Background & Constraints

  • The logical list can be very large (billions of elements), but the number of distinct runs is much smaller.
  • The RLE representation is stored as an array of (value, count) pairs in order.
  • position is a 0-based index into the logical (uncompressed) list.
  • You should not decompress the list — the whole point is to work with the compressed representation.
  • The list is immutable after construction.

Examples

RLE representation:

[(3, 4), (7, 2), (1, 5), (9, 3)]

Logical list:

[3, 3, 3, 3, 7, 7, 1, 1, 1, 1, 1, 9, 9, 9]
 0  1  2  3  4  5  6  7  8  9  10 11 12 13

Queries:

find(0)  → 3   (in first run)
find(3)  → 3   (last element of first run)
find(4)  → 7   (first element of second run)
find(5)  → 7   (last element of second run)
find(6)  → 1   (first element of third run)
find(10) → 1   (last element of third run)
find(13) → 9   (last element of fourth run)

Hints & Common Pitfalls

  • Precompute cumulative lengths: Build a prefix sum array of run lengths. For the example above: [4, 6, 11, 14]. The cumulative array tells you that positions 0-3 are in run 0, positions 4-5 in run 1, etc.

  • Binary search on cumulative lengths: To find which run contains position, binary search the cumulative array for the smallest cumulative value that is greater than position. This gives O(log R) time where R is the number of runs.

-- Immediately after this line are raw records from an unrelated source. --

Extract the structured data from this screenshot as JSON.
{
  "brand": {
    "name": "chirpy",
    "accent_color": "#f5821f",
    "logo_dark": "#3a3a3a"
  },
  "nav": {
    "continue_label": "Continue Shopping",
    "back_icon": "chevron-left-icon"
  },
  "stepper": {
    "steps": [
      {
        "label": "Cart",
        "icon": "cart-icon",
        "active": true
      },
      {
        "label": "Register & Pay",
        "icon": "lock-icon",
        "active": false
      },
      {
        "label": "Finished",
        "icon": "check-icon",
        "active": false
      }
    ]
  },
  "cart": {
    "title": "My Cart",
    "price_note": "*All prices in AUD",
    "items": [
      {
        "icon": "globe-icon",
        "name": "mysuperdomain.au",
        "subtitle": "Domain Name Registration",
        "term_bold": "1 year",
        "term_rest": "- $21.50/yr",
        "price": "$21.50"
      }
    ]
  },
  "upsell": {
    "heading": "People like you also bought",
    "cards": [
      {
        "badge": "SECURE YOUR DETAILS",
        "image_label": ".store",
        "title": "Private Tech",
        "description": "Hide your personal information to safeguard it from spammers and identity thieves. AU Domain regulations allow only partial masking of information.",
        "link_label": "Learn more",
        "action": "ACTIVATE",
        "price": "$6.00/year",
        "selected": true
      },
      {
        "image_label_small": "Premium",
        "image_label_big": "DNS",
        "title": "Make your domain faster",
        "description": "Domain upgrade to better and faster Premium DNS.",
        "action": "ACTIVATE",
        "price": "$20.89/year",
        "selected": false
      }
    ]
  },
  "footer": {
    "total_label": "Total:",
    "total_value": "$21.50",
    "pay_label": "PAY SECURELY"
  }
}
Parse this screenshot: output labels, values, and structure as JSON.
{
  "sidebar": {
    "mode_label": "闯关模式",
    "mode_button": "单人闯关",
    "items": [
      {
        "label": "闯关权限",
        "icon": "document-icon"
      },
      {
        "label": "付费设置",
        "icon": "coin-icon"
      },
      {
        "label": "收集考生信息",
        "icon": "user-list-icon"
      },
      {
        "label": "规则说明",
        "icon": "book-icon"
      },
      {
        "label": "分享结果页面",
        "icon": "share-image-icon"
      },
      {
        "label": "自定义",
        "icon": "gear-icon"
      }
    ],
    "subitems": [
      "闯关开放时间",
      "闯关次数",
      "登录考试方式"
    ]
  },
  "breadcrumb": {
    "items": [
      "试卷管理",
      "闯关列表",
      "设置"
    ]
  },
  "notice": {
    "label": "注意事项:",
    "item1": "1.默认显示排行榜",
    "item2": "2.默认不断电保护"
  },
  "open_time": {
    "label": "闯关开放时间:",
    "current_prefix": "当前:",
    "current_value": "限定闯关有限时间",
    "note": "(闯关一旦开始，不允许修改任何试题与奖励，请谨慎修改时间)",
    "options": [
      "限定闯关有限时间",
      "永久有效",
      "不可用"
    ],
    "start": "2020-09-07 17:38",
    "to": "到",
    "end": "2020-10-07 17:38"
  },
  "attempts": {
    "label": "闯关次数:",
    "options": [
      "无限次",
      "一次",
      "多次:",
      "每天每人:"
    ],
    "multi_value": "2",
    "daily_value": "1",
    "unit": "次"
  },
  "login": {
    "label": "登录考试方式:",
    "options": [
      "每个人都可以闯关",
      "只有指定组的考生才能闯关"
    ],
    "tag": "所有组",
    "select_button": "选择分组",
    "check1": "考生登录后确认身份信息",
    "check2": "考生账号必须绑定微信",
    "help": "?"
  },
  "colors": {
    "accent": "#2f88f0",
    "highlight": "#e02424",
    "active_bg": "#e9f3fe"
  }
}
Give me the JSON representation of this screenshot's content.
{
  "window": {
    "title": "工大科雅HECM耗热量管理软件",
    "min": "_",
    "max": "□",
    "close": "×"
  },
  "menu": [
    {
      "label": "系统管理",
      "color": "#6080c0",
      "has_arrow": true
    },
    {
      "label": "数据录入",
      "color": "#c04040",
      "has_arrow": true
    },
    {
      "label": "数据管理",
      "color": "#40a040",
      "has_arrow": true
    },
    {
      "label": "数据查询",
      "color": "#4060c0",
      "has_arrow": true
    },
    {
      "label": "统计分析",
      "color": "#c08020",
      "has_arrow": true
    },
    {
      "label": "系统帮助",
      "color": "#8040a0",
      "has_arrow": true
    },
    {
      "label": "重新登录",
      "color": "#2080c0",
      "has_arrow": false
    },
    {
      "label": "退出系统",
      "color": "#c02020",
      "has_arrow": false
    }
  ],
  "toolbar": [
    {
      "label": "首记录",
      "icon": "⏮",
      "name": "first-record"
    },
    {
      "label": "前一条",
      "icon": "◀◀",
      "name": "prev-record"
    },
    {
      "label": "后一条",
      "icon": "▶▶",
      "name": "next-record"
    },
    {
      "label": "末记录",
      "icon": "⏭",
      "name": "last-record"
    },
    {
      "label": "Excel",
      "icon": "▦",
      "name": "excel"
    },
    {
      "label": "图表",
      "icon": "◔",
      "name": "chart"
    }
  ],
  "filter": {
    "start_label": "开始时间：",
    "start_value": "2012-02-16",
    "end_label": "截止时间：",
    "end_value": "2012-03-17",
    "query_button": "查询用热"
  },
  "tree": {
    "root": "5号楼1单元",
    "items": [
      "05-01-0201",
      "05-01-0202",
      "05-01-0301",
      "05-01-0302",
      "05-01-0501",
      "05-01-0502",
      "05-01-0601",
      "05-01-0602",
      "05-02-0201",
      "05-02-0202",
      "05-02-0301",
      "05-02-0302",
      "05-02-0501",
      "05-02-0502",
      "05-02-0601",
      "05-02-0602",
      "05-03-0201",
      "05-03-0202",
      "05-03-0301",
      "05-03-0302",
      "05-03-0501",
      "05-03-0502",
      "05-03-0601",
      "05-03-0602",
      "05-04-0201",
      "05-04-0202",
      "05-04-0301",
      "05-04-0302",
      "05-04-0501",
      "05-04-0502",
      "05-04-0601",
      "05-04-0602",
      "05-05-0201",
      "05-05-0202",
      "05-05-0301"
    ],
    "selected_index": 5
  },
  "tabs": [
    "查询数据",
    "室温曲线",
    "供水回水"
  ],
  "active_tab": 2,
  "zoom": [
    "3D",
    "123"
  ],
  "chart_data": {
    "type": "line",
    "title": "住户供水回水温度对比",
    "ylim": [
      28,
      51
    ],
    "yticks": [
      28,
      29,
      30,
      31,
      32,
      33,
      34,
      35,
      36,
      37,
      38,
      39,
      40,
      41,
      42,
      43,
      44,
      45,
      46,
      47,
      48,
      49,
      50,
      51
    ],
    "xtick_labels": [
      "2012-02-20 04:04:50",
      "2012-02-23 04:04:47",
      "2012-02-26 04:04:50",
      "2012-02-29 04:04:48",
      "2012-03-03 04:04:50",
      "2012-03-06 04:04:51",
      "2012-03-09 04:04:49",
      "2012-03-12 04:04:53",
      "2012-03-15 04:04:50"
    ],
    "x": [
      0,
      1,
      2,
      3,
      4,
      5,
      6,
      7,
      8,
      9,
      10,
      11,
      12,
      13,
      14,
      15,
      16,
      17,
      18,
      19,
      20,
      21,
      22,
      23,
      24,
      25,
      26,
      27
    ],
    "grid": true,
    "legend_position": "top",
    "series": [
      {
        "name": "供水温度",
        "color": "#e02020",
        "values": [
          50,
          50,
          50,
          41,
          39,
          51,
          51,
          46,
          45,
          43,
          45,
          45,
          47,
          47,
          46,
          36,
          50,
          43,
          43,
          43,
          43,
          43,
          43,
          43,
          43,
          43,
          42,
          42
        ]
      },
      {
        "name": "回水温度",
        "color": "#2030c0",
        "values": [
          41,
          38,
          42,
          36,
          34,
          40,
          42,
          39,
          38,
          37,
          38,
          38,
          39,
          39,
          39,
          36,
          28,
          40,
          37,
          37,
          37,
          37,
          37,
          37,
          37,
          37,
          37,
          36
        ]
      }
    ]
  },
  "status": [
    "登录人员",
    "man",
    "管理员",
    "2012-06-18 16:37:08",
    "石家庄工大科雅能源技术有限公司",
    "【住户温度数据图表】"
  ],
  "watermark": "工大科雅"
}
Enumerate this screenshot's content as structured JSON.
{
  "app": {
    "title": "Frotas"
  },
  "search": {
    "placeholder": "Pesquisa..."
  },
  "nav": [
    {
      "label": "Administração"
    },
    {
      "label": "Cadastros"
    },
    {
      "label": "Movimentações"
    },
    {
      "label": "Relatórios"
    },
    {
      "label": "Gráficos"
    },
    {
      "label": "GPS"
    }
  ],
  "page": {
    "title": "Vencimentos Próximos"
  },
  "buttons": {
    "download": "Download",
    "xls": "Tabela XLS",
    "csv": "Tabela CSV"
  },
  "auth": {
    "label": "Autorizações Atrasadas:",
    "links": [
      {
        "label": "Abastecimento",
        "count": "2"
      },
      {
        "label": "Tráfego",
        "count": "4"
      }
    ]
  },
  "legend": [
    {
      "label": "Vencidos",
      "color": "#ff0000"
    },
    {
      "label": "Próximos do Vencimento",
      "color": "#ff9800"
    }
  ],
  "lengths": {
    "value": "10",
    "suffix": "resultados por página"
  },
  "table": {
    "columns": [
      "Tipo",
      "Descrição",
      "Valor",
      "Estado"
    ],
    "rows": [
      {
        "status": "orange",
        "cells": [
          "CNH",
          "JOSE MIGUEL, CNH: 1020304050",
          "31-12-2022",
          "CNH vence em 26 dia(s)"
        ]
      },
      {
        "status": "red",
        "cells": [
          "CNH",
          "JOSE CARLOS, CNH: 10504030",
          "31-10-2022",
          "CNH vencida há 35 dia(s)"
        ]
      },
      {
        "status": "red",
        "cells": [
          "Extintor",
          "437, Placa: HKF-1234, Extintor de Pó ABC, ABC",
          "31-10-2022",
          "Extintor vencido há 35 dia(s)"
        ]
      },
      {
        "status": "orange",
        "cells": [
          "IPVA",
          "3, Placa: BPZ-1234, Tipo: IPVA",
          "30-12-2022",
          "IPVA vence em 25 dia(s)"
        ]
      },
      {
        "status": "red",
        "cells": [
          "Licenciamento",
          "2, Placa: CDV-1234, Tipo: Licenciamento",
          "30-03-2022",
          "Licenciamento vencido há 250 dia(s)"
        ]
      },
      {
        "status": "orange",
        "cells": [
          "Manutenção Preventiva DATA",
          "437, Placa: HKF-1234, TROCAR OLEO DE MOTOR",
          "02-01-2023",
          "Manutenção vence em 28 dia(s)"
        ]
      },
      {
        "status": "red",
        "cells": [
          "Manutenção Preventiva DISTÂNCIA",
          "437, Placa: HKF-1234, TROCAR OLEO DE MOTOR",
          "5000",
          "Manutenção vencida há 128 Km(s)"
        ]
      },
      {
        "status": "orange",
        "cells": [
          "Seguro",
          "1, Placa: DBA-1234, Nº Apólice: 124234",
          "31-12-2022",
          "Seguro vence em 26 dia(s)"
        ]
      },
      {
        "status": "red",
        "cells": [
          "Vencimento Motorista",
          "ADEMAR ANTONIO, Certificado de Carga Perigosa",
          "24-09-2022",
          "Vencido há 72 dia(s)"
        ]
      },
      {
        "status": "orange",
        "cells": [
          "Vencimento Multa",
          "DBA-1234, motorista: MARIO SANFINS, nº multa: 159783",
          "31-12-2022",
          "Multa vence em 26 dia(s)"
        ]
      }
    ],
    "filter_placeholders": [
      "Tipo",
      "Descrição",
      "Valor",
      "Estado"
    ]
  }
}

  • Alternative: Linear scan through runs works but is O(R) per query. For many queries on a large RLE list, binary search is essential.

  • Common mistake: Off-by-one errors in the binary search. If cumulative lengths are [4, 6, 11, 14] and you query position 4, you need to find the first cumulative value > 4, which is 6 at index 1.

  • Edge cases: Position 0, position equal to total length - 1, position beyond the list (error).

Follow-Up Questions

  1. Range lookup with sorted values: Suppose the values in the RLE list are sorted (non-decreasing). Given a target value, find the range of positions [start, end] that contain that value. How can you do this efficiently using binary search on both the values and the cumulative lengths?

  2. Dynamic updates: If you need to support inserting or deleting elements at arbitrary positions while maintaining RLE, what data structure would you use? Consider a balanced BST of runs.

  3. Two-dimensional RLE: How would you extend this to a 2D grid where rows are RLE-encoded? How would you efficiently query the value at position (row, col)?